Asked by the Times to verify that claim, Ramirez checked off a list of incidents he said took place at stores, but did not name incidents that occurred at residences.
“Did I say home? What I meant was business,” Ramirez said.
Violent crime is down in Norwalk compared to before the shelter program began, even though violent crime has increased countywide over the same period, according to California Department of Justice statistics. Property crimes increased in Norwalk during this time, reaching nearly the same rate as in 2018.
Some residents believe the city’s actions and rhetoric incite fear and damage Norwalk’s reputation. Jesse Flores heads a support group called Norwalk Unides that prepares and distributes meals to homeless residents. Flores said the city can do more to help people on the streets, adding that he believes it is offensive for the city to equate supportive housing with payday loans.
“Growing up, leaving Norwalk was seen as a success,” said Flores, 29. “We’re trying to change that narrative. It doesn’t help that the governor and we come up with these things when we’re losing funding and fighting against homelessness.”
Jesse Flores, an organizer with Norwalk Unides, an organization that helps homeless residents.
(Jason Almond/Los Angeles Times)
The controversy over Norwalk’s anti-shelter ordinance is not the only homeless issue under negotiation with state leaders.
Last month, Newsom signed legislation allowing the use of seven abandoned buildings on the grounds of Metropolitan State Hospital, a public psychiatric facility in Norwalk. The plan is to house homeless residents with severe mental health needs there.
Norwalk Mayor Margarita Rios said she supports a homeless facility at the site, which is fenced and staffed by full-time hospital police. She said this is an example of Norwalk’s willingness to do more.

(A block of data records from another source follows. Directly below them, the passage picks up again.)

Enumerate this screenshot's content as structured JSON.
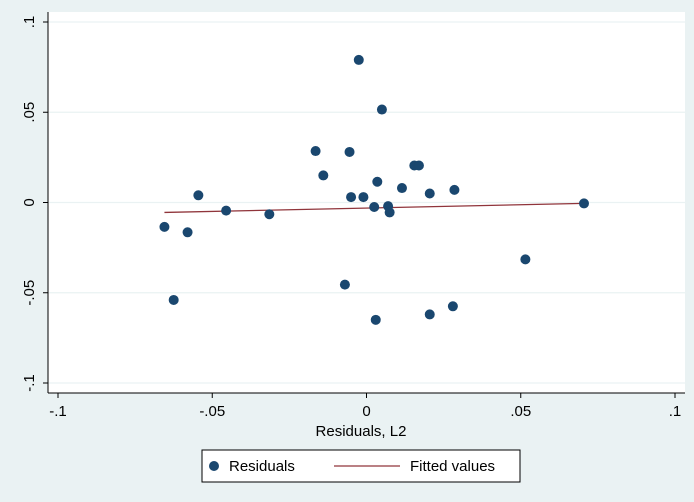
{
  "chart_data": {
    "type": "scatter",
    "xlabel": "Residuals, L2",
    "ylabel": "",
    "xlim": [
      -0.1,
      0.1
    ],
    "ylim": [
      -0.1,
      0.1
    ],
    "grid": true,
    "legend_position": "bottom",
    "x_ticks": [
      {
        "value": -0.1,
        "label": "-.1"
      },
      {
        "value": -0.05,
        "label": "-.05"
      },
      {
        "value": 0,
        "label": "0"
      },
      {
        "value": 0.05,
        "label": ".05"
      },
      {
        "value": 0.1,
        "label": ".1"
      }
    ],
    "y_ticks": [
      {
        "value": -0.1,
        "label": "-.1"
      },
      {
        "value": -0.05,
        "label": "-.05"
      },
      {
        "value": 0,
        "label": "0"
      },
      {
        "value": 0.05,
        "label": ".05"
      },
      {
        "value": 0.1,
        "label": ".1"
      }
    ],
    "series": [
      {
        "name": "Residuals",
        "kind": "scatter",
        "color": "#1a476f",
        "points": [
          {
            "x": -0.0655,
            "y": -0.0135
          },
          {
            "x": -0.0625,
            "y": -0.054
          },
          {
            "x": -0.058,
            "y": -0.0165
          },
          {
            "x": -0.0545,
            "y": 0.004
          },
          {
            "x": -0.0455,
            "y": -0.0045
          },
          {
            "x": -0.0315,
            "y": -0.0065
          },
          {
            "x": -0.0165,
            "y": 0.0285
          },
          {
            "x": -0.014,
            "y": 0.015
          },
          {
            "x": -0.007,
            "y": -0.0455
          },
          {
            "x": -0.0055,
            "y": 0.028
          },
          {
            "x": -0.005,
            "y": 0.003
          },
          {
            "x": -0.0025,
            "y": 0.079
          },
          {
            "x": -0.001,
            "y": 0.003
          },
          {
            "x": 0.0025,
            "y": -0.0025
          },
          {
            "x": 0.003,
            "y": -0.065
          },
          {
            "x": 0.0035,
            "y": 0.0115
          },
          {
            "x": 0.005,
            "y": 0.0515
          },
          {
            "x": 0.007,
            "y": -0.002
          },
          {
            "x": 0.0075,
            "y": -0.0055
          },
          {
            "x": 0.0115,
            "y": 0.008
          },
          {
            "x": 0.0155,
            "y": 0.0205
          },
          {
            "x": 0.017,
            "y": 0.0205
          },
          {
            "x": 0.0205,
            "y": -0.062
          },
          {
            "x": 0.0205,
            "y": 0.005
          },
          {
            "x": 0.028,
            "y": -0.0575
          },
          {
            "x": 0.0285,
            "y": 0.007
          },
          {
            "x": 0.0515,
            "y": -0.0315
          },
          {
            "x": 0.0705,
            "y": -0.0005
          }
        ]
      },
      {
        "name": "Fitted values",
        "kind": "line",
        "color": "#90353b",
        "x": [
          -0.0655,
          0.0705
        ],
        "y": [
          -0.0055,
          -0.0005
        ]
      }
    ]
  }
}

“We’re the best partners if the county or the state brings us along rather than telling us what’s going to happen,” Rios said. “We want to make sure Norwalk is given the respect and attention it deserves.”

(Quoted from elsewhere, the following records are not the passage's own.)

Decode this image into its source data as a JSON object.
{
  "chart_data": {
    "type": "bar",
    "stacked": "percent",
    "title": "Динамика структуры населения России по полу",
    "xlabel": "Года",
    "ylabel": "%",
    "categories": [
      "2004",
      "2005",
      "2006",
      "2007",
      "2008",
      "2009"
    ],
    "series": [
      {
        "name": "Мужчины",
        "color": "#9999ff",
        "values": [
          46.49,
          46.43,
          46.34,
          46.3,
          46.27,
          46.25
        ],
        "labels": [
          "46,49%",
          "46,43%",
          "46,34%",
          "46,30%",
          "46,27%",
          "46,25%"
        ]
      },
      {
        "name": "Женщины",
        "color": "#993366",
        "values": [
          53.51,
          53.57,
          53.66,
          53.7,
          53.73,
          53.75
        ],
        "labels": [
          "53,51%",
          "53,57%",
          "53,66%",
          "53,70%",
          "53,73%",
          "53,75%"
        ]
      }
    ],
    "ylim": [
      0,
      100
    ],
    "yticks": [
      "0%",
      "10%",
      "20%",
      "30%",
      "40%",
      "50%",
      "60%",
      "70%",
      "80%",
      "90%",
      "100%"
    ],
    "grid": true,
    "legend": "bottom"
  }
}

In addition to blocking the proposed hotel-to-shelter conversion, Rios said the city’s law was successful for other reasons. It’s that the city’s complaints no longer fall on deaf ears.
The Newsom administration rejected the idea that the anti-displacement law was helping the city. Instead, Newsom spokeswoman Tara Gallegos said in a statement that the law “sends a chilling message” that the city will not tolerate housing the homeless.
“The state is willing to meet with Mr. Norwalk to discuss how to comply with state law, but we have not scheduled a meeting to discuss how best to violate state law,” Gallegos said.
A homeless man is seen in a riverbed near the 105/605 freeway interchange in Norwalk in October.
(Jason Almond/Los Angeles Times)
Diaz, who returned to the San Gabriel Riverbed, said living on the streets became more difficult as he got older.
“People look down on us,” Diaz said. “They’re allowed that opinion. But put yourself in this situation, regardless of what I did to put myself here. It’s not fun.”
Diaz looked up at the cloudy sky and said it might rain after this. There were only a few hours left until nightfall, and he didn’t know where to sleep.
Times staff writers Ben Poston and Doug Smith contributed to this article.